I wanted to close with a quick video clip. For those of you who don't know, every week we record the worship and message portions of our services, and I'm the guy who edits the clips and posts them on our website and social media platforms. I was on a plane this past weekend en route to perform in a wedding in Essex, Connecticut, so I decided to do a little work and edit some of the Worship portions of our service from the weekend prior. My focus, which at that time was the music, was quickly diverted during to the greeting portion of our service. Take a look.

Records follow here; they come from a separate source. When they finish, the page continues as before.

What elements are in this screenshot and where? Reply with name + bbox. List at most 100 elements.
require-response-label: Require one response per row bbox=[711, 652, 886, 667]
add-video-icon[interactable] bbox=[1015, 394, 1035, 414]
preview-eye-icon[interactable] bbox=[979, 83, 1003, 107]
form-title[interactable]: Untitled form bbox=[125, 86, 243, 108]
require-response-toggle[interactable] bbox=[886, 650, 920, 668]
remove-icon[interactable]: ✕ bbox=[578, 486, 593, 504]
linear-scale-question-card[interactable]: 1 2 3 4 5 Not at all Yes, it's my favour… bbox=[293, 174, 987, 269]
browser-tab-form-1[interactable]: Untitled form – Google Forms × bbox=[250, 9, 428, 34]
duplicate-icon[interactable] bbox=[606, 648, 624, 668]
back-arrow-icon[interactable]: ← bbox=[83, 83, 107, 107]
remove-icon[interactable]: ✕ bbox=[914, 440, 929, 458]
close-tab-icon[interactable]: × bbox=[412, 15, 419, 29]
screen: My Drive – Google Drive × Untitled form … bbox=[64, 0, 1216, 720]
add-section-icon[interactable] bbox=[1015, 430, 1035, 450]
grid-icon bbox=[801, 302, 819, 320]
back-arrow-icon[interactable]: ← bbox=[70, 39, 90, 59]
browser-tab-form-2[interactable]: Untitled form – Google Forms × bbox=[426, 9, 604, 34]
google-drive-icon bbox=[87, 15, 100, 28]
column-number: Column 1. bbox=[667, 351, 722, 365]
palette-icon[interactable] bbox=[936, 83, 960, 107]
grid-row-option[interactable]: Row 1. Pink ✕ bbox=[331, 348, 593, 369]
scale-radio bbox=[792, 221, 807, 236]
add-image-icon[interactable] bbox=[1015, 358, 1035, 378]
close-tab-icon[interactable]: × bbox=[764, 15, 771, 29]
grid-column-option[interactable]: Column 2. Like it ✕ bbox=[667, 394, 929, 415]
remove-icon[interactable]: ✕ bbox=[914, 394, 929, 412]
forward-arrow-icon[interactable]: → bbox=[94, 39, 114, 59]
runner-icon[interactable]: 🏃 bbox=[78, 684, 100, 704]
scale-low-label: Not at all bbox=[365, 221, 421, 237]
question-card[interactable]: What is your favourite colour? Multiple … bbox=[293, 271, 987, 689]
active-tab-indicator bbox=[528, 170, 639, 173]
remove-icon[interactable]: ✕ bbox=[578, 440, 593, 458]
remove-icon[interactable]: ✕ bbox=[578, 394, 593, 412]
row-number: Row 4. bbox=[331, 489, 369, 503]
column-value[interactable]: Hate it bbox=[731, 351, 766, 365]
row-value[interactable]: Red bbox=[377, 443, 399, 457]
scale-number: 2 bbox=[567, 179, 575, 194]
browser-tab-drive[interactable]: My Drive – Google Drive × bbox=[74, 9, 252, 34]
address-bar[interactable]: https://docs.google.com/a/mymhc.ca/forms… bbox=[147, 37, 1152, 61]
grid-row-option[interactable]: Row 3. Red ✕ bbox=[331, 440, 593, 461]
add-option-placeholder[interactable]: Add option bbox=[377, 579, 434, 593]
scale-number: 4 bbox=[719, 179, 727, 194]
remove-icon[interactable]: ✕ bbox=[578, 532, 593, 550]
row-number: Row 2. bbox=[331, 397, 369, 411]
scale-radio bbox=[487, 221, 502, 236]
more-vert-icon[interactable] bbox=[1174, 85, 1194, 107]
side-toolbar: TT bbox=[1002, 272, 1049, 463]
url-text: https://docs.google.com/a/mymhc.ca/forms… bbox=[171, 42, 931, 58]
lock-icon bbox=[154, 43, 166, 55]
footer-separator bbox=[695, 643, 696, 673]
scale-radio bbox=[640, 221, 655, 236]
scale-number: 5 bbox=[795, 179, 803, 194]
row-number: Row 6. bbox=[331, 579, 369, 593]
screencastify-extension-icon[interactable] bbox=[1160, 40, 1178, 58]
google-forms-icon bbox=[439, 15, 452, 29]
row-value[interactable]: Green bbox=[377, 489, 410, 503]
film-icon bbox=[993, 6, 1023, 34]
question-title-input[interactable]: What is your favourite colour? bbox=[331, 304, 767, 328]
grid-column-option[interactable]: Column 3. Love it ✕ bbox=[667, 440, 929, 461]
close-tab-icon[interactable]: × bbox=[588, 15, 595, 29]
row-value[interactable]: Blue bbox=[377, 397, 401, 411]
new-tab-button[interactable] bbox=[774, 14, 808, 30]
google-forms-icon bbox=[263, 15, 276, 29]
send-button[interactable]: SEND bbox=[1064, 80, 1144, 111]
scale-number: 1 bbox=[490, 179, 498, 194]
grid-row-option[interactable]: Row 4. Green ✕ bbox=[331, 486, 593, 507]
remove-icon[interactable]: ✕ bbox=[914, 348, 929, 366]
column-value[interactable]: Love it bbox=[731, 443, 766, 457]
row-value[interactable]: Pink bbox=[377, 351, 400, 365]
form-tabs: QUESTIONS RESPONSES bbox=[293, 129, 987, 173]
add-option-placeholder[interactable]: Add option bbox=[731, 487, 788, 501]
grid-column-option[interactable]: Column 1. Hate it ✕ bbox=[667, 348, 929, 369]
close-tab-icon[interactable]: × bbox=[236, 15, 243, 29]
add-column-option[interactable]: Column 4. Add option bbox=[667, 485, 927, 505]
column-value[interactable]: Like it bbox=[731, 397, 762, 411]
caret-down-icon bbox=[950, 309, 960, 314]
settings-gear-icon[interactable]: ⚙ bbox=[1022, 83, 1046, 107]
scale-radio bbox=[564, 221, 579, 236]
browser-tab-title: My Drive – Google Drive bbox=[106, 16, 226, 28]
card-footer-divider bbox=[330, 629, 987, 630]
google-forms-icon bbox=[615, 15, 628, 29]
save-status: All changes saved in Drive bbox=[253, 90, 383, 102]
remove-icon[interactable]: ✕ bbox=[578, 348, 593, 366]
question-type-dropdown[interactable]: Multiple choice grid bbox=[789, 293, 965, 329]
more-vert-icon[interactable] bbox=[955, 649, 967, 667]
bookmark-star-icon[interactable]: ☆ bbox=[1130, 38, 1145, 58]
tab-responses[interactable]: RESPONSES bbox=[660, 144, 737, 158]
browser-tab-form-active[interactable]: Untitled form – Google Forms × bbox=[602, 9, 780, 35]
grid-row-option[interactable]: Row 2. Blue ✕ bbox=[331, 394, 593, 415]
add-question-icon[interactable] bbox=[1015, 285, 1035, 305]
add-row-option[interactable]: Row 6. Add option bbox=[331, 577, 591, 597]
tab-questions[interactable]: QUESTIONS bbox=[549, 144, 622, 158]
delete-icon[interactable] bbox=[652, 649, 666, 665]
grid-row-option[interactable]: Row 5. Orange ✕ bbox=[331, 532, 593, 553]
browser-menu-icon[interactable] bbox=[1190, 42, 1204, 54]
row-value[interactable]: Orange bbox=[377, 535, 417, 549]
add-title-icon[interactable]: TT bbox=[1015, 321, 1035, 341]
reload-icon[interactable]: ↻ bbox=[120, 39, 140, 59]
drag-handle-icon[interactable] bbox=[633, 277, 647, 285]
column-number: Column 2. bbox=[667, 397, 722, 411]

What do you see? I see relationships transcending age, socio-economic status, educational backgrounds, and personality types. I saw a community of people loving on each other and growing together with the sole purpose of filtering their lives through the hope and goodness of Jesus Christ. I saw a safety net for shattered "happily ever afters"; an equal and opposite reaction for the growing pains of life. What I love, what I've always loved, about Jesus is that he clearly operated under a "we are all in this together" mentality; the fact that he sacrificed his life so that we might live life to the full makes that undeniable. As a Church, we are all in this together, and what I think makes this community so incredible is that we all seem recognize that the "we" must go beyond these walls (or lack thereof in our case since we don't have a building) and incorporate everyone, especially those with whom we have disagreements. We aren't all going to agree on the small stuff, so there's no way as a species we're going to agree on the big stuff, but that doesn't mean that we aren't all in this together. Real transformational knowing our ourselves, as David Benner calls it, the kind of growth that leads to discovering our True Selves in Christ, is absolutely going to have equal and opposite reactions - i.e. blowback. Too many people who hunger for truth fall prey to the dogma of control or rigidity. This was a model that Jesus Himself understood and was very much familiar with, which should give us some comfort. My hope and my prayer is that as we go forward and our Church grows, because it will GROW, that we continue to be the kind of equal and opposite reaction that helps pick up the pieces to the shattered "happily ever afters" rather than the kind that does the shattering.